- You do not need to show ID.
- You won’t be charged commission.
- The best exchange rate is given for US dollars with Euros a close second. There is very little difference between buying and selling US dollars (eg at the rate of the day I am writing you would get 22.50 pesos to the dollar if you were buying dollars, and would only have to spend 23.20 pesos to buy one dollar back – pretty good!).
Getting the best rate
The National Bank (BROU) is the classic reference Uruguayans check when they are going to exchange money. To see the regular rates locally, look for the table called “Cotizaciones” (Rates). The rates shown are for buying and selling of US dollars, Argentina pesos, Brazilian reales and Euros.
Generally exchange bureaux (except for the thieving hounds at the airport) offer similar rates. I have noticed that the exchanges in some of the posher neighbourhoods like Carrasco and Pocitos are less competitive than in the city centre.
If you are exchanging more than a hundred dollars ask the teller what their best rate is (say, “Cual es tu mejor cambio para 200 USD?”). You will invariably get up apx 0.25 pesos more for your dollar, which can mount up.
No commission charged
Take advantage of this. If you have excess Brazilian reales or Argentinian pesos, it might well be worth your while changing them into dollars before you move on, given you don’t have to pay commission.
If you exchange too many pesos, it is worth changing your excess back into USD before you move on to your next destination.
Do not exchange money at the airport
The airport has very bad rates (paying out 20% less on average). If you need money straight away, withdraw money at one of the airport ATMs and plan to exchange in the city centre.
For other money-saving tips like this, you should really consider buying my Guru’Guay Guide to Montevideo. For just 10 USD you’ll be supporting this site and getting a great travelbook that will save you money as well as make your stay in Uruguay really unique.
Withdrawing cash at ATMs
ATMs dispense Uruguayan pesos – and US dollars!
Yes, so different to neighbouring Argentina, where is it virtually impossible to get hold of dollars.
There are ATMs in the airports, bus stations and at the port in Montevideo. Be aware that outside the principal cities and larger towns, ATMs are hard to find. Along the coast in Rocha, pick up cash in Chuy or La Paloma.
Most taxi drivers will not accept 1000 pesos bills.
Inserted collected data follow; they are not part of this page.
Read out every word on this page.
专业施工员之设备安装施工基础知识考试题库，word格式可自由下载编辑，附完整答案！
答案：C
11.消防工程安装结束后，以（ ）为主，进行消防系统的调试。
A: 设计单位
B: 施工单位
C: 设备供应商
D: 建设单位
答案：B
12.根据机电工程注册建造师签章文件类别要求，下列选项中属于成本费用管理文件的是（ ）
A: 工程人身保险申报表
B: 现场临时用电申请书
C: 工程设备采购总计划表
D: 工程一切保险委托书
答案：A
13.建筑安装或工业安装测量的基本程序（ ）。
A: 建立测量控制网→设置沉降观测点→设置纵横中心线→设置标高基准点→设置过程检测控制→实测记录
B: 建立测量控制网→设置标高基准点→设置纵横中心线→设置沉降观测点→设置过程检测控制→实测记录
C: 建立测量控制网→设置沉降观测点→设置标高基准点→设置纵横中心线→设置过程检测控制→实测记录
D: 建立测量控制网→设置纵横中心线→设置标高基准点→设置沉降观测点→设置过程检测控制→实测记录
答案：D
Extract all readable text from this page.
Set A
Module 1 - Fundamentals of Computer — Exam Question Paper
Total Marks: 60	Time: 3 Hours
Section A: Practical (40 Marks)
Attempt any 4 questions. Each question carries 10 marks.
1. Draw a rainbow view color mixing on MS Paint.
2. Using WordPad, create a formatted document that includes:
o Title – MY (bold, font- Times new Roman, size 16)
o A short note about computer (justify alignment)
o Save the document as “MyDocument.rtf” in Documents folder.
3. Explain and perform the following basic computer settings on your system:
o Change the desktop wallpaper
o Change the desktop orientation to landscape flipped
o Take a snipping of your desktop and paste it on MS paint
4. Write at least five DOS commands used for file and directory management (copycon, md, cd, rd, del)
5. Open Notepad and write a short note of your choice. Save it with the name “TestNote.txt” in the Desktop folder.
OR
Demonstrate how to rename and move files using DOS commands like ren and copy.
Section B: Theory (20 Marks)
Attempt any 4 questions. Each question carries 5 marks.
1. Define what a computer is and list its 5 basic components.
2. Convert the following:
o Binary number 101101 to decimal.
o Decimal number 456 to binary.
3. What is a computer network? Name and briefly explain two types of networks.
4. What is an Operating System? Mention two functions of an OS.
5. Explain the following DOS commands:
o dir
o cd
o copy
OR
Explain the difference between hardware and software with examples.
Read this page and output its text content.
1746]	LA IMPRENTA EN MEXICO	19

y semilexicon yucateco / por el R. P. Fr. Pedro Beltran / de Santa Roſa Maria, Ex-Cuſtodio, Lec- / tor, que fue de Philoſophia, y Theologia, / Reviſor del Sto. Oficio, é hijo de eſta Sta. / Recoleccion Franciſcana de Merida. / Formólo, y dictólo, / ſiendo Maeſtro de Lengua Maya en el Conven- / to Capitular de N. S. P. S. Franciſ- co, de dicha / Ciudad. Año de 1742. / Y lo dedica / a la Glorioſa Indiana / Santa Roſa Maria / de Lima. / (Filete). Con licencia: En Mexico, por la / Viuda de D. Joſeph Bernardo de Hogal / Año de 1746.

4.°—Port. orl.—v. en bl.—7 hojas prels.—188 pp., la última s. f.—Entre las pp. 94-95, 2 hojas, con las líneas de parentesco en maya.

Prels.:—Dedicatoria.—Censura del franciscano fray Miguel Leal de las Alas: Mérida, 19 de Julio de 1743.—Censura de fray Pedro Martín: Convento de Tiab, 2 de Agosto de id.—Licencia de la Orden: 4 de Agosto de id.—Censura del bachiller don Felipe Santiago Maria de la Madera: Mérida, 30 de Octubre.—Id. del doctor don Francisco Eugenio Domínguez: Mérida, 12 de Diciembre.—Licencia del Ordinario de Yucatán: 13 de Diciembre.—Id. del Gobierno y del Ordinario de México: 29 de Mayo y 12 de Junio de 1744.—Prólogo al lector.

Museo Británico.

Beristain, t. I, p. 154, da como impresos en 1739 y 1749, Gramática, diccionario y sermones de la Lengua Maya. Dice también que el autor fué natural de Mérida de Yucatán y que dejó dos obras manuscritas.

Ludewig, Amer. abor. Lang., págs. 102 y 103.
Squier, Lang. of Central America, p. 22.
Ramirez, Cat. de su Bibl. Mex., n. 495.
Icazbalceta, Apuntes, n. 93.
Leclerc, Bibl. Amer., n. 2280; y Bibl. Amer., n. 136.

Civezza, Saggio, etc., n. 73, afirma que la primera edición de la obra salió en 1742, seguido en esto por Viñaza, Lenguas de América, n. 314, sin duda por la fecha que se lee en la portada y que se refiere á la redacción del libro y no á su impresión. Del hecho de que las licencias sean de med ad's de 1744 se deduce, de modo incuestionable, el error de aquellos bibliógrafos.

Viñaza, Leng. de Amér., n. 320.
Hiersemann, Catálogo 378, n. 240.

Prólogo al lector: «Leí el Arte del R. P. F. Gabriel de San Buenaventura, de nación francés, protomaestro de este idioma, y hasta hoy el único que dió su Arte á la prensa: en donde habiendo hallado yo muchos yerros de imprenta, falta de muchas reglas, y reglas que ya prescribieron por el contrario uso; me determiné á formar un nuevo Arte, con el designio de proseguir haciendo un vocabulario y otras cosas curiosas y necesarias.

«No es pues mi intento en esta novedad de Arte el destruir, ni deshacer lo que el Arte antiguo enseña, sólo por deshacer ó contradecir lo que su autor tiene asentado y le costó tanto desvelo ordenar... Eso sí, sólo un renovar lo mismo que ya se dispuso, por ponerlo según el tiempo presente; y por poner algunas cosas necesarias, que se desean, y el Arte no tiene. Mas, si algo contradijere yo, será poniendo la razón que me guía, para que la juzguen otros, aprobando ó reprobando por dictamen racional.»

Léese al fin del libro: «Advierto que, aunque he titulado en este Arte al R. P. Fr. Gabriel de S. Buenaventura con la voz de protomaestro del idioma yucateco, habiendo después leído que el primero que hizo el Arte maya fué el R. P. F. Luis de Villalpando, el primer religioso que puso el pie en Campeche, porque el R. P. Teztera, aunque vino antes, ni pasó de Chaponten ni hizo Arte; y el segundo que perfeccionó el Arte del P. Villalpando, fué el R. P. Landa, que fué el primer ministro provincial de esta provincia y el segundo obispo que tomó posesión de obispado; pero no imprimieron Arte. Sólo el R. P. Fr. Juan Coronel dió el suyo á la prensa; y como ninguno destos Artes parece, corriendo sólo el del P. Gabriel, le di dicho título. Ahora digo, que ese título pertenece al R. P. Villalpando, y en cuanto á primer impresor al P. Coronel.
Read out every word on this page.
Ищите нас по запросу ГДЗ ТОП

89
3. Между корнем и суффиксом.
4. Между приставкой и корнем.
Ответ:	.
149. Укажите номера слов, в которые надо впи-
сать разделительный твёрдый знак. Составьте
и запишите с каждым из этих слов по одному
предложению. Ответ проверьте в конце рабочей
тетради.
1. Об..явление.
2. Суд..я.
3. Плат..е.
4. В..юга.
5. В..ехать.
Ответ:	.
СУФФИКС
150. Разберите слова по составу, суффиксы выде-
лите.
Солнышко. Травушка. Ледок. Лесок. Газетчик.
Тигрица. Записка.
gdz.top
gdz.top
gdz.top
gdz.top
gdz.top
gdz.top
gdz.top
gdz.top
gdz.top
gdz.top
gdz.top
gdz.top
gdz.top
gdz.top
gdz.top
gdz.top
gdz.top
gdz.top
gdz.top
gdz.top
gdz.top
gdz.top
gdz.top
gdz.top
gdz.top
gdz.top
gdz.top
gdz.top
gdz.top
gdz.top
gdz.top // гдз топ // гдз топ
Withdraw an amount that will give you change eg 3800 pesos, rather than 4000.
Exchange opening and closing times
Exchanges in Montevideo are open regular business hours, typically 9am till 7pm Monday to Friday. To exchange on weekends or until 10pm, go to a shopping centre exchange house.
Note banks only open in the afternoon from 1-5pm.
Do Uruguayan businesses accept dollars or Argentine pesos?
It is best to pay with Uruguayan pesos however many businesses or even taxis are likely to accept smaller dollar bills if you are in a tight spot.
Colonia is the exception as it depends a great deal on day-trip tourism from Buenos Aires. Virtually all businesses there accept Argentine pesos and dollars as a matter of course at a reasonable exchange rate.
During the summer time, beach town businesses are also usually fine to accept non-Uruguayan currencies, but you may want to check the rate that that they will give you.
Larger supermarkets will usually accept payment in dollars, as long as you are ok with receiving your change in pesos. Their rates are normally the market ones.
Wot, no blue dollar in Uruguay?
Don’t fall into that common mistake, thinking that what applies for Argentina is the same for Uruguay. For all the reasons mentioned above, this is just another confirmation that Argentina’s (crazy monetary) situation and Uruguay’s are completely unrelated. There is no blue dollar rate in Uruguay.
The Uruguayan govt is also offering all tourists the 22% VAT back directly when you pay with your credit card.
Why do I see the price in dollars everywhere?
In Uruguay, $ is the symbol for … pesos!
The symbol for US dollars is U$S or US$ or USD.
However, Uruguayans, like the citizens of many other Latin American nations, typically save in dollars. So don’t be surprised to see property prices, rental values and the price of electrical and luxury goods labelled in dollars.